Но того, что обидел жену, себе я точно не прощу. Никакая Полина мне, конечно, не виновата, всё проклятый характер, ревность, вспыльчивость. Жалкие оправдания. Нет мне прощения.
Но моя девочка простила.
- Странно, что на этих фотках не ты, - смеётся она, рассматривая снимки. И я снова прикрываю руками макушку, которую она мне уже чуть не выщипала. - И что вообще за халтура? Могла бы и потрудиться, приляпать в фотошопе твоё лицо. Себе сиськи побольше. И желательно голые. А так что? Ну, она в белье. Ну, чувак какой-то рядом накачанный. Не впечатляет.

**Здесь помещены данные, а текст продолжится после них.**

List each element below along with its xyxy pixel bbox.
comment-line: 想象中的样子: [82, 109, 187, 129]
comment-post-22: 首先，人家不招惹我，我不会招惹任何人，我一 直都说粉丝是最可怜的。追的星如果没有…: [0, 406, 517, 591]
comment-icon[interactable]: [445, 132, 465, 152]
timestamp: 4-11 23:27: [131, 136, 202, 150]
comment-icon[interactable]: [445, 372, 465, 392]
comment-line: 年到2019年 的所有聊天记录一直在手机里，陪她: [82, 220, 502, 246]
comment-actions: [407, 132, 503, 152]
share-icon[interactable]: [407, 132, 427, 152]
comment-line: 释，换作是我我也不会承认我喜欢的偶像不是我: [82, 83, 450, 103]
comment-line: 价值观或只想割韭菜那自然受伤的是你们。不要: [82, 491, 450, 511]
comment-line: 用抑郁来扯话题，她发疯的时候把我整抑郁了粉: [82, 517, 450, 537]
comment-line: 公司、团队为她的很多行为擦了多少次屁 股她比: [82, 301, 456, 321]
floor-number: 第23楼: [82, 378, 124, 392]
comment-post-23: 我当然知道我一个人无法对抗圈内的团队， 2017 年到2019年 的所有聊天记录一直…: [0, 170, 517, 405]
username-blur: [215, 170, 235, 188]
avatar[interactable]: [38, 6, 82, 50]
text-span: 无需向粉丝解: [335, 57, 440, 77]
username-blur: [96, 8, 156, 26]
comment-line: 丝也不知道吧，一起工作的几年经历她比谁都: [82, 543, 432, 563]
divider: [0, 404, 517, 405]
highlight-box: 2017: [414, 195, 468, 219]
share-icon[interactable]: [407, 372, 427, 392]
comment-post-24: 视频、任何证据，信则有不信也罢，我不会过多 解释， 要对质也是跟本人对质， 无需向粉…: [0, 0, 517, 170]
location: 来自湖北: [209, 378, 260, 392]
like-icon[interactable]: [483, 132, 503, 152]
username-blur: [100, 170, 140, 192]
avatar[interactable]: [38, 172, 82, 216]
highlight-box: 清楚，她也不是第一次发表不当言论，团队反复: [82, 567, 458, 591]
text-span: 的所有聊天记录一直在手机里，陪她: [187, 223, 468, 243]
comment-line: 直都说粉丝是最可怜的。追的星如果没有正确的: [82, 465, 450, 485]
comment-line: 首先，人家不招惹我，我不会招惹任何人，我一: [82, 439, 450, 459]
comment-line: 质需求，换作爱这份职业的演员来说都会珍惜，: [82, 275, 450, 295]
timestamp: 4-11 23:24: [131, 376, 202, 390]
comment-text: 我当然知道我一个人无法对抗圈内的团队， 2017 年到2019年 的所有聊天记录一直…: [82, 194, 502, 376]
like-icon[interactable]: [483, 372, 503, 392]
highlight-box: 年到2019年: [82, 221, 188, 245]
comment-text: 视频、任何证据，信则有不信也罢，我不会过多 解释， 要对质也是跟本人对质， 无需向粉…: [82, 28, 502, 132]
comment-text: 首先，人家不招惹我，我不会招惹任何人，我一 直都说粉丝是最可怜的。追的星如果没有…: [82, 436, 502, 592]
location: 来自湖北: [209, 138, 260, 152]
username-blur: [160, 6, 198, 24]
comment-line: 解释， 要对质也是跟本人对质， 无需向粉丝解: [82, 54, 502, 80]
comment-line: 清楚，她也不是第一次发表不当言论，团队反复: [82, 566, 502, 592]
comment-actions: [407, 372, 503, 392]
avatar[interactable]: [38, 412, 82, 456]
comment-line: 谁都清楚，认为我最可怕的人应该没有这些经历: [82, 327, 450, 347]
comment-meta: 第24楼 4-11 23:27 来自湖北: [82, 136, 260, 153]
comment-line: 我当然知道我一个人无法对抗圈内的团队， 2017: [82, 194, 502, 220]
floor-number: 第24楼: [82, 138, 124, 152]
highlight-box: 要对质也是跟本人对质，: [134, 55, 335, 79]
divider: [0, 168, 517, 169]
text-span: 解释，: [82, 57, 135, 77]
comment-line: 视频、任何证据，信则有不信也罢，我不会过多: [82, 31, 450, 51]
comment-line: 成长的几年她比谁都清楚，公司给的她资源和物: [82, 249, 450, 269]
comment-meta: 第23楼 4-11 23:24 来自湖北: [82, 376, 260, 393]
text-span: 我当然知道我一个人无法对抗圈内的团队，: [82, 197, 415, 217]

Я выглядываю из-за рук, когда она замолкает, а она оказывается рассматривает фотку.
- А, кстати, клёвый чувак. Мн-н-н, - отлистывает она назад. - А какая у него улыбка. А кубики! Твою мать! И челюсть такая квадратная. В общем, всё, как я люблю. Слушай, так, может, твоя подруга намекала, что у неё есть его телефончик?
- А две тысячи долларов у тебя на него есть? - улыбаюсь в ответ. Какая же она классная, когда стебётся. Сколько здорового цинизма. Немножко грубовато, но зато так остренько. Блин, я её хочу! Интересно, в этой забегаловке туалеты такие же маленькие, как их крошечные ролы?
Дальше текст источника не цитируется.